Hoje choveu Passado o dia inteiro. Pra falar a verdade, o Passado veio me
buscar ainda em sonho, soprou um vento gelaaado que me perturbou o sono e tanto
fez que me acordou. Achei que fazendo suas vontades e me pondo de pé ele iria
embora, mas não... O danado grudou em mim que não me largou um minuto.
Não sei se os passados alheios são assim, mas o meu fica mancomunado com
a chuva, faz pacto com o sol e complô com estrela cadente. E hoje ele usou de
todos os seus comparsas pra me tirar o sossego.
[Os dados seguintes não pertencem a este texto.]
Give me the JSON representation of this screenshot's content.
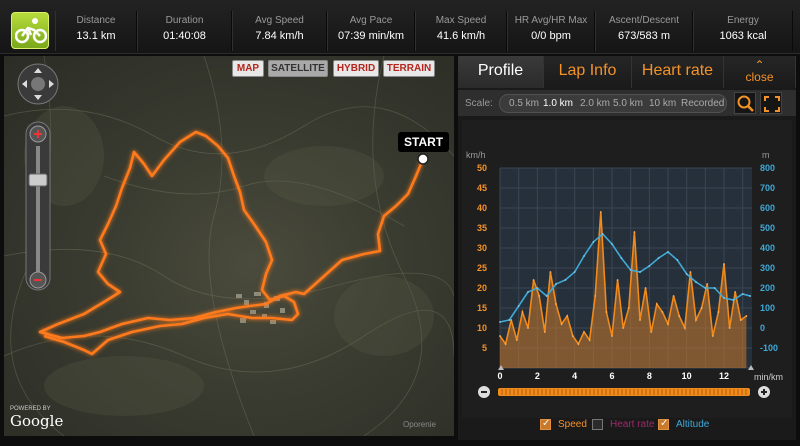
{
  "stats": [
    {
      "label": "Distance",
      "value": "13.1 km"
    },
    {
      "label": "Duration",
      "value": "01:40:08"
    },
    {
      "label": "Avg Speed",
      "value": "7.84 km/h"
    },
    {
      "label": "Avg Pace",
      "value": "07:39 min/km"
    },
    {
      "label": "Max Speed",
      "value": "41.6 km/h"
    },
    {
      "label": "HR Avg/HR Max",
      "value": "0/0 bpm"
    },
    {
      "label": "Ascent/Descent",
      "value": "673/583 m"
    },
    {
      "label": "Energy",
      "value": "1063 kcal"
    }
  ],
  "map": {
    "types": [
      "MAP",
      "SATELLITE",
      "HYBRID",
      "TERRAIN"
    ],
    "start_label": "START",
    "powered_by": "POWERED BY",
    "google": "Google",
    "copyright": "Oporenie"
  },
  "tabs": [
    "Profile",
    "Lap Info",
    "Heart rate",
    "close"
  ],
  "scale": {
    "label": "Scale:",
    "options": [
      "0.5 km",
      "1.0 km",
      "2.0 km",
      "5.0 km",
      "10 km",
      "Recorded"
    ],
    "selected": "1.0 km"
  },
  "legend": {
    "speed": "Speed",
    "heart": "Heart rate",
    "altitude": "Altitude"
  },
  "colors": {
    "accent": "#f4922a",
    "speed": "#f08a1a",
    "altitude": "#3fa9d8",
    "heart": "#9c2a6a"
  },
  "chart_data": {
    "type": "line",
    "left_unit": "km/h",
    "right_unit": "m",
    "x_unit": "min/km",
    "xlim": [
      0,
      13.5
    ],
    "xticks": [
      "0",
      "2",
      "4",
      "6",
      "8",
      "10",
      "12"
    ],
    "ylim": [
      0,
      50
    ],
    "yticks": [
      "50",
      "45",
      "40",
      "35",
      "30",
      "25",
      "20",
      "15",
      "10",
      "5"
    ],
    "y2lim": [
      -200,
      800
    ],
    "y2ticks": [
      "800",
      "700",
      "600",
      "500",
      "400",
      "300",
      "200",
      "100",
      "0",
      "-100"
    ],
    "series": [
      {
        "name": "Speed",
        "x": [
          0,
          0.3,
          0.6,
          0.9,
          1.2,
          1.5,
          1.8,
          2.1,
          2.4,
          2.7,
          3.0,
          3.3,
          3.6,
          3.9,
          4.2,
          4.5,
          4.8,
          5.1,
          5.4,
          5.7,
          6.0,
          6.3,
          6.6,
          6.9,
          7.2,
          7.5,
          7.8,
          8.1,
          8.4,
          8.7,
          9.0,
          9.3,
          9.6,
          9.9,
          10.2,
          10.5,
          10.8,
          11.1,
          11.4,
          11.7,
          12.0,
          12.3,
          12.6,
          12.9,
          13.2
        ],
        "values": [
          8,
          6,
          12,
          7,
          14,
          10,
          22,
          18,
          9,
          24,
          16,
          11,
          13,
          8,
          6,
          9,
          7,
          18,
          39,
          14,
          8,
          22,
          10,
          15,
          34,
          12,
          20,
          9,
          16,
          14,
          11,
          18,
          13,
          10,
          24,
          12,
          15,
          21,
          8,
          14,
          26,
          10,
          19,
          12,
          13
        ]
      },
      {
        "name": "Altitude",
        "x": [
          0,
          0.5,
          1,
          1.5,
          2,
          2.5,
          3,
          3.5,
          4,
          4.5,
          5,
          5.5,
          6,
          6.5,
          7,
          7.5,
          8,
          8.5,
          9,
          9.5,
          10,
          10.5,
          11,
          11.5,
          12,
          12.5,
          13,
          13.4
        ],
        "values": [
          30,
          40,
          110,
          180,
          200,
          160,
          220,
          240,
          280,
          360,
          430,
          470,
          420,
          350,
          290,
          280,
          310,
          350,
          380,
          340,
          270,
          230,
          200,
          200,
          150,
          140,
          170,
          160
        ]
      }
    ],
    "legend": [
      "Speed",
      "Heart rate",
      "Altitude"
    ]
  }
}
Suspeito que até meu coração – traidor por excelência – participou da
palhaçada.
E foi nessa de Passado psicopata e perseguidor que eu me dei conta de pra
onde está indo o meu Presente. Pois não é que o danado parece querer enveredar pelos
mesmos caminhos?! Na certa deve ter ouvido o Passado contar a nossa penosa
história e ficou interessado. Mas, sinceramente, não sei como ele pode se sentir
atraído por essa ideia .. O final da história é triste e o seu correr muito
sangrento. Parece que ele gosta mesmo é de sangue, de violência, de ver o
circo pegar fogo. E sangue alheio não serve não, tem que ser o meu, que tem a
cor do vermelho mais viva.
Depois que fui acordada pelo vento frio que o Passado soprou, o Presente
me pegou pela mão e me levou pra ler um livro. E lá bem pela metade das páginas
estava escrito bem grande “de pedaço em pedaço é que se faz ternura”. O Presente
foi e me apontou a frase com o dedo, mas não precisava pois eu já tinha
lido.
Passei o resto do dia vendo a chuva que caiu sem pausa (obra do Passado
que deve ter pedido isso a ela como pagamento de algum favor) e pensando na tal
frase. Por que será que o Presente fez questão de me mostrá-la? Pensei, pensei
e por fim cheguei a uma conclusão: ele estava se justificando. Se é de pedaço
em pedaço que se faz ternura, então é por isso que eu estou assim tão
incompleta, em carne viva.
O bendito vai costurando a ponto cru os pedaços da ternura pra poder me
juntar inteira no final. Mas ele é relaxado, tranquilão demais, não tem pressa
de terminar o serviço... E enquanto ele não termina, eu vou derramando o meu
sangue que tem o vermelho mais vivo e que ele acha bonito. Ou acha bonito ou tem
inveja da história que ouviu Passado contar e quer fazer melhor, quer derramar
ainda mais sangue e costurar sem correria pros pedaços ficarem bem pregadinhos.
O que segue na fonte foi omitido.